La descentralización no puede reducirse a una batalla fiscal. Implica planear desde el territorio y no basta con transferencias automáticas.
La Ley Orgánica de Competencias, aprobada en 2022, abrió una puerta largamente esperada: la posibilidad de redefinir el rol del Estado en los territorios y superar un modelo excesivamente centralista. Pero su implementación efectiva no depende sólo de buenas intenciones, sino de la calidad de las leyes reglamentarias y de los instrumentos técnicos que se adopten. El verdadero cambio no será quién ejecuta los recursos, sino cómo y desde dónde se toman las decisiones que marcan el rumbo del desarrollo regional.
Hoy, Colombia sigue atrapada en una estructura fiscal desequilibrada. Cerca del 85% del recaudo tributario corresponde a impuestos nacionales como renta, IVA y consumo, mientras que los departamentos y municipios manejan entre el 12% y el 15%, a través de figuras locales como el predial, el ICA o el impuesto a los vehículos.
Hace 30 años el Estado transfería casi el 50% de sus ingresos a las regiones a través del Sistema General de Participaciones. Hoy esa cifra es menos del 25%. Esto demuestra que la descentralización no ha sido simétrica ni estratégica: los territorios reciben responsabilidades, pero no siempre con los medios ni las capacidades necesarias.
Incluso Bogotá, con todo su poder institucional, ha sido crítica del centralismo.
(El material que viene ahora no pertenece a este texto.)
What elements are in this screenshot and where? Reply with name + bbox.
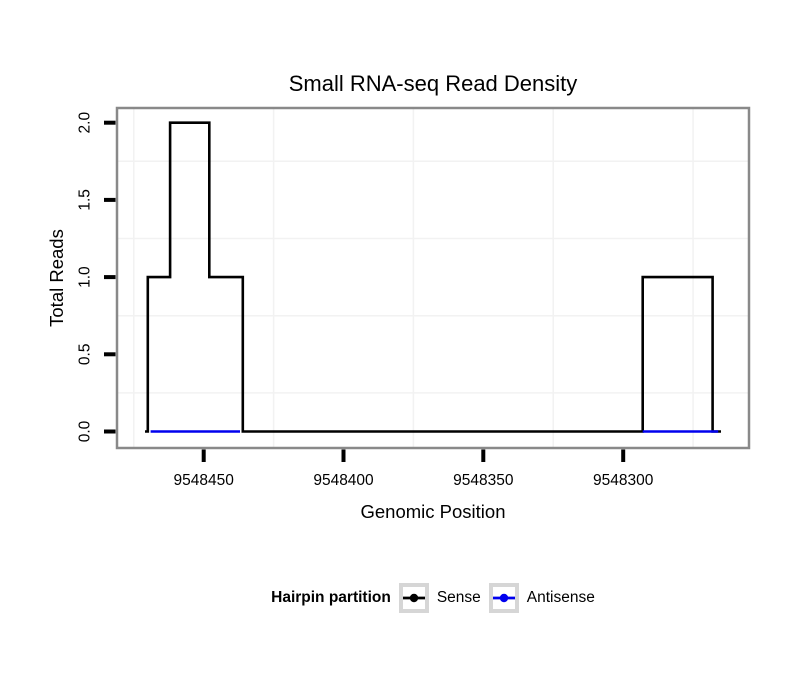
chart-title: Small RNA-seq Read Density xyxy=(288,71,578,96)
legend-key-sense xyxy=(398,583,429,613)
x-axis-title: Genomic Position xyxy=(360,501,506,522)
antisense-key-glyph-icon xyxy=(492,593,515,603)
x-tick-label: 9548350 xyxy=(453,472,514,489)
y-tick-label: 2.0 xyxy=(77,112,94,134)
y-tick-label: 0.5 xyxy=(77,344,94,366)
y-tick-label: 0.0 xyxy=(77,420,94,442)
x-tick-label: 9548400 xyxy=(313,472,374,489)
legend-label-antisense: Antisense xyxy=(526,589,595,606)
legend-item-antisense: Antisense xyxy=(488,583,595,613)
x-tick-label: 9548450 xyxy=(174,472,235,489)
sense-key-glyph-icon xyxy=(402,593,425,603)
legend-item-sense: Sense xyxy=(398,583,481,613)
x-tick-label: 9548300 xyxy=(593,472,654,489)
legend-label-sense: Sense xyxy=(436,589,481,606)
y-axis-title: Total Reads xyxy=(46,229,67,327)
panel-border xyxy=(115,106,751,450)
legend: Hairpin partition Sense Antisense xyxy=(117,581,749,615)
series-sense-line xyxy=(145,121,721,433)
legend-title: Hairpin partition xyxy=(271,589,391,606)
legend-key-antisense xyxy=(488,583,519,613)
y-tick-label: 1.0 xyxy=(77,266,94,288)
y-tick-label: 1.5 xyxy=(77,189,94,211)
Varios alcaldes han reclamado que muchas de las decisiones importantes que afectan a la ciudad -en seguridad, justicia, infraestructura o política criminal- siguen en manos del Gobierno Nacional. La mayoría de ciudades y regiones enfrentan problemas específicos con herramientas genéricas. Las decisiones, en muchos casos, siguen girando en torno a ministerios o cortes que ven el país desde lejos, sin contexto ni urgencia.
El país necesita avanzar hacia una descentralización que acerque el Estado al ciudadano. Una descentralización real implica planear desde el territorio, con una visión de largo plazo, y con herramientas para actuar. No basta con transferencias automáticas: hay que fortalecer las capacidades técnicas de los gobiernos locales, asegurar mecanismos de planeación territorial modernos y eliminar las barreras que impiden hacer grandes proyectos transformadores desde las regiones.
Esto no significa romper el Estado, sino modernizarlo. Un modelo híbrido -en el que el gobierno central acompañe a los territorios como estructurador y garante- puede ser la clave. Los fondos de compensación regional, con reglas claras y metas de largo plazo, podrían convertirse en plataformas de gobernanza compartida entre la Nación, las gobernaciones, los alcaldes y la sociedad civil. No se trata de girar cheques a ciegas, sino de construir confianza, capacidades y visión común.
La descentralización no puede reducirse a una batalla fiscal. El verdadero cambio ocurre cuando las decisiones se toman cerca de las personas a las que afectan.
Un Estado menos presidencialista, más distribuido, con mejores controles y más diálogo, es una necesidad democrática. Las regiones no están pidiendo más plata. Están exigiendo tener la capacidad y los medios para diseñar, decidir y transformar desde sus realidades.
El centro del país debe dejar de temer a esa voz diversa. Escucharla puede ser la clave para construir un país más equitativo, más gobernable y, sobre todo, más viable.